OUR family joined the throngs of people who flocked to cemeteries last weekend to honor the memories of their departed loved ones to visit my dear son Reyster’s resting place. Reyster Langit, my eldest son, succumbed to malaria 10 years ago after going on assignment to the hinterlands of Rizal in Palawan to document the situation of the Tau’t Batu tribe whose members were succumbing to an illness that would eventually take their lives. Little did my son know that he would fall victim to the same disease, cerebral malaria, along with two other members of our crew.
The Kasangga team walked for eight hours through thick vegetation and spent two days with the tribespeople in hopes of bringing their plight to light. Going in, they knew the assignment would not be easy but what they did not count on was that the media attention would come at a cost of their lives.

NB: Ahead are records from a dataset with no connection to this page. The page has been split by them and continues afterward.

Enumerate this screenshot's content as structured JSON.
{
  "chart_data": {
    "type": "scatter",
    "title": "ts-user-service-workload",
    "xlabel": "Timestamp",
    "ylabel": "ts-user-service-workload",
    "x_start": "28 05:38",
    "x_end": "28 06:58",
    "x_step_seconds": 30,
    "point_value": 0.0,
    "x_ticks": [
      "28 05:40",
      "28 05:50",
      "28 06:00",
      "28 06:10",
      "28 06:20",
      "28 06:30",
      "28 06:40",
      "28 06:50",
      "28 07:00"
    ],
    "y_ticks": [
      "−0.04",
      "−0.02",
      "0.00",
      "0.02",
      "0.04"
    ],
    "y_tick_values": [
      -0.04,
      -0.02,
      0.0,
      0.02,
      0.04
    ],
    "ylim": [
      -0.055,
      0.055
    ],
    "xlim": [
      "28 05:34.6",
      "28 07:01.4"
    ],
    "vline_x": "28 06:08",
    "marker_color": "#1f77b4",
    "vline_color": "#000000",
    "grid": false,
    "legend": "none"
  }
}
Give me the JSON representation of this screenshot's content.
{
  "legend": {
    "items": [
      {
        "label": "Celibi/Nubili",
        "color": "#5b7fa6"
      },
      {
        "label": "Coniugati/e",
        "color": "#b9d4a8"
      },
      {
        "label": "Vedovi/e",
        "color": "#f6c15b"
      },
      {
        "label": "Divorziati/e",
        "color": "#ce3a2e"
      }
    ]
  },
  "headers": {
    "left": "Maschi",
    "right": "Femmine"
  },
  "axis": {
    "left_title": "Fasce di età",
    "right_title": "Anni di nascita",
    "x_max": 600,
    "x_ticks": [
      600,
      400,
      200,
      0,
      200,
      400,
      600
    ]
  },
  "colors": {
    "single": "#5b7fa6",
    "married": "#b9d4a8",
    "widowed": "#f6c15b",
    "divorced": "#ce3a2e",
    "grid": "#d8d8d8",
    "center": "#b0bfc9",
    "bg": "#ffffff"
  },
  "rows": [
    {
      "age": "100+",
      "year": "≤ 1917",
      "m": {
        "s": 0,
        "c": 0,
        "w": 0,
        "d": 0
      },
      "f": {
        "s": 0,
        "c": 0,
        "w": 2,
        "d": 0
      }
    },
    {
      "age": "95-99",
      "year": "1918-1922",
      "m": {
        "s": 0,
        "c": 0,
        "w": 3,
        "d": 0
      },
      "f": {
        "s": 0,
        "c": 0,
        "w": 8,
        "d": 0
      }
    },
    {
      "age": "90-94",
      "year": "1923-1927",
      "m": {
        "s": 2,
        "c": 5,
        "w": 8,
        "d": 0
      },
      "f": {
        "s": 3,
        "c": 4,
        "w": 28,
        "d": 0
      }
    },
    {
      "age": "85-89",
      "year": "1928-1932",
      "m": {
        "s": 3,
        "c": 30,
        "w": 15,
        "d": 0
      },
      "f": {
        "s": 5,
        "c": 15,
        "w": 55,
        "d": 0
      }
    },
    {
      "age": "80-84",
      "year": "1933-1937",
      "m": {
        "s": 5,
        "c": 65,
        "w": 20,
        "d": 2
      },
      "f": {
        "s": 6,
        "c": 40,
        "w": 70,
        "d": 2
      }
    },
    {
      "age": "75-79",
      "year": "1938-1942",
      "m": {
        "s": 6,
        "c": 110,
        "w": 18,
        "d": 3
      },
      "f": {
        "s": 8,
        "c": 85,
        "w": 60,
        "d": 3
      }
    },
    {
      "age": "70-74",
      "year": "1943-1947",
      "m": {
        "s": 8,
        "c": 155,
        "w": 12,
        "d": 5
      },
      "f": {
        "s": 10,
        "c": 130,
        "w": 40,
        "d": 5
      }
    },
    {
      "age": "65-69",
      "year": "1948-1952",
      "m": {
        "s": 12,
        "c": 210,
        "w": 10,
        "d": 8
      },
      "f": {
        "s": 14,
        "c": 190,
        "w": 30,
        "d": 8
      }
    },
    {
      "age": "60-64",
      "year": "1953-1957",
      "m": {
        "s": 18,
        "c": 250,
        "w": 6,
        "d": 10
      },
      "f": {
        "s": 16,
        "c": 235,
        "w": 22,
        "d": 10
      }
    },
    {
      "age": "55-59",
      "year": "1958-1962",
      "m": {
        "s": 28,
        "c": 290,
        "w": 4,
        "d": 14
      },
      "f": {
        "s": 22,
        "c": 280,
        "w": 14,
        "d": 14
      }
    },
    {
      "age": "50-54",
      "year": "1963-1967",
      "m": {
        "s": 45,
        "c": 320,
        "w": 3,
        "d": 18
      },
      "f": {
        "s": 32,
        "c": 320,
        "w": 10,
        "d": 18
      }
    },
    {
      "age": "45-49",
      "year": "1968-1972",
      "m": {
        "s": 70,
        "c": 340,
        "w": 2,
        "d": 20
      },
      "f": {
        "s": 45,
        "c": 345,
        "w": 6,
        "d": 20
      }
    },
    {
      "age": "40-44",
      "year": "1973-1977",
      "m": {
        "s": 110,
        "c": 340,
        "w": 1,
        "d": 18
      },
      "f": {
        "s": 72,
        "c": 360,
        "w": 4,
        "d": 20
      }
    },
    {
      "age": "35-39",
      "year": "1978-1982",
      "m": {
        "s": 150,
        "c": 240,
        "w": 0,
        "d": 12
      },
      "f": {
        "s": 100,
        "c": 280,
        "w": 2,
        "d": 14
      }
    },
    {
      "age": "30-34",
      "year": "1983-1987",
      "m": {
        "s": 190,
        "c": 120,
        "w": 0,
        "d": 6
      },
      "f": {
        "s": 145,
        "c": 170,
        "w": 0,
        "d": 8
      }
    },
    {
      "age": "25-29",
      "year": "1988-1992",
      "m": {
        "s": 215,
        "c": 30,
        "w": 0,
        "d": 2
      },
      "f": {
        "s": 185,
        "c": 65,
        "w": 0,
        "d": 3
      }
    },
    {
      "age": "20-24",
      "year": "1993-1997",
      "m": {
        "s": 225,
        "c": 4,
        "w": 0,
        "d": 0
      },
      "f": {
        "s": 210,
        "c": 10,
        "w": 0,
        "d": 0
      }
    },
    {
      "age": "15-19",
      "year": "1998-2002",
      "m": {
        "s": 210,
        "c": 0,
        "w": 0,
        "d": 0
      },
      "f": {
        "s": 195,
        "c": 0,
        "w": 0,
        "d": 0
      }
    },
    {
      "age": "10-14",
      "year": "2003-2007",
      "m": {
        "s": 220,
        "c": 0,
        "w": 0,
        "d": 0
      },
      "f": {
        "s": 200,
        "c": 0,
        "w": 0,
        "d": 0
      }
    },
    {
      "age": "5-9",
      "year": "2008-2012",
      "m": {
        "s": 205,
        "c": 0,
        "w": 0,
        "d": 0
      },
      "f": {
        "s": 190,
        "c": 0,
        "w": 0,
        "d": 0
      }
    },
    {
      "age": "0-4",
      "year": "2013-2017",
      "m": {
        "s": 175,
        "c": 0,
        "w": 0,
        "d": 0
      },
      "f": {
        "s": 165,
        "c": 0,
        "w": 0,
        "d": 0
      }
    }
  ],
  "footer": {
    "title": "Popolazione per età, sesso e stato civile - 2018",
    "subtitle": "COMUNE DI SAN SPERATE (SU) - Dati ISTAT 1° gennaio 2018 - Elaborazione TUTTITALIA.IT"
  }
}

After that trip to Palawan, Reyster and I flew to the United States to gather the support of the Filipino community in San Francisco and Los Angeles, California. It is there, in a hospital room, that Reyster breathed his last after exhibiting the classic symptoms of infection by Plasmodium falciparum, the deadliest among the three common malaria parasites. The doctors in the States, competent as they were, found it hard to diagnose Reyster’s illness at first.
They were untrained in tropical medicine and it was only when news of two other crew members being stricken in Manila that the doctors were able to determine the true nature of his illness. That was one of the darkest times in our family’s life.
In recognition of Reyster’s costly sacrifice, he was honored with the Serviam Award by the Catholic Mass Media Awards. The Serviam Award is given to those who have shown to serve God and the Filipino people by promoting human values through mass media. True to our battlecry of being Kasangga, an ally, my son had always believed in harnessing the power of mass media to help those in need. He had once written, “I have seen the value of helping others. And the most rewarding as a media man, is not exposing the wrong doings of others, but the smile and acknowledgement you receive from people whose lives you have touched and changed in some wonderful way.”
Despite my son’s passing, his legacy lives on and we continue, through the Kasangga Mo ang Langit Foundation he established while he was still with us, to live up to his greatest ideals. In this way, we believe that his sacrifice was not in vain.
I hope that you were able to spend a meaningful All Souls’ Day with your loved ones just as we have.